3.0 Interactive Classifier and symbol classification training

Geneviève Gates-Panneton edited this page Aug 20, 2024 · 4 revisions

The symbol classification training consists of a single workflow you'll be running multiple times with multiple folios. Much like the Pixel workflow, the IC workflow has an interactive step which will allow you to train the computer to recognize and classify different symbols.

3.1 Building the workflow

For this step, you will need:

  • A folio image that is cute;
  • The three (or more, depending) layer models produced by the Paco Trainer job.

The workflow is built like so:

NEW IC jobs

These diagrams assume you're working with the basic three-layer and three-model system; if you have more layers/models, you'll have to add them as input and output ports to the Fast Pixelwise Analysis of Music Document, Classifying job.

Important

Adding the 'GameraXML - Training Data' output port to the Interactive Classifier job is absolutely essential for the functioning of the workflow. Once a first round of classification is done, the workflow run will produce a Training Data file. You can then add the 'GameraXML - Training data' input port to the IC job and input that most recent Training Data file.

The 'GameraXML - Feature Selection' port is completely optional; if you don't have that resource, you can simply omit adding that input port and everything will be fine.

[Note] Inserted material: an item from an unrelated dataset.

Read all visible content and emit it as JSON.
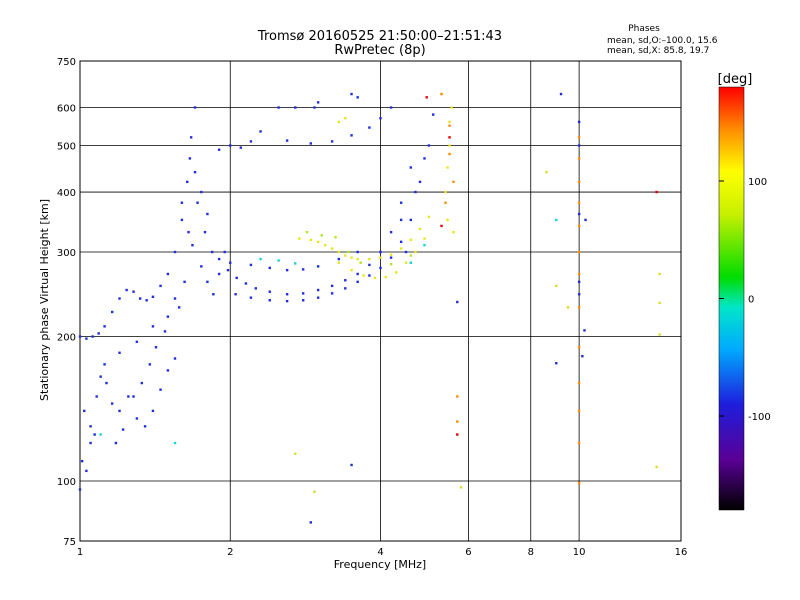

The input ports are connected and filled like so:

NEW IC ports

Once the necessary ports and resources are added, run the workflow. When the workflow is complete, the Interactive Classifier job's status will read 'Ready for Input'. Clicking on the job will prompt you to open the Gamera graphical interface, designed to train a music symbol model.

3.2 Using the Gamera-based Interactive Classifier (music symbols)

A full tutorial on how to use the Interactive Classifier can be found here (the screenshots may be out of date, but the basic operations remain the same).

Important

If you're planning to use this symbol classification training for a complete OMR workflow, it is extremely important that the names you give each class correspond to the names you will later give these classes in the MEI Encoding job. For more on this, please see the section on MEI mapping.

Caution

TROUBLESHOOTING: If you run into any issues--visual, UI, or processing--please immediately check for an existing issue (and bump it if it's significant/breaking) or open a new one.

When classification on a single folio is complete and you've clicked on 'Finalize', the workflow will finish and generate a 'Classified Glyphs' file and a 'Training Data' file; 'Classified Glyphs' contains all of the page glyphs, both manually and automatically classified, and 'Training Data' contains all the glyphs that you manually classified, plus the imported training glyphs.

Important

Make sure to use the 'Training Data' file for future IC workflow runs, and NOT the 'Classified Glyphs' file. (If you add the 'Class Names' output port, the workflow run will also produce a text file containing all the classes and subclasses you've created to name the symbols on the folio).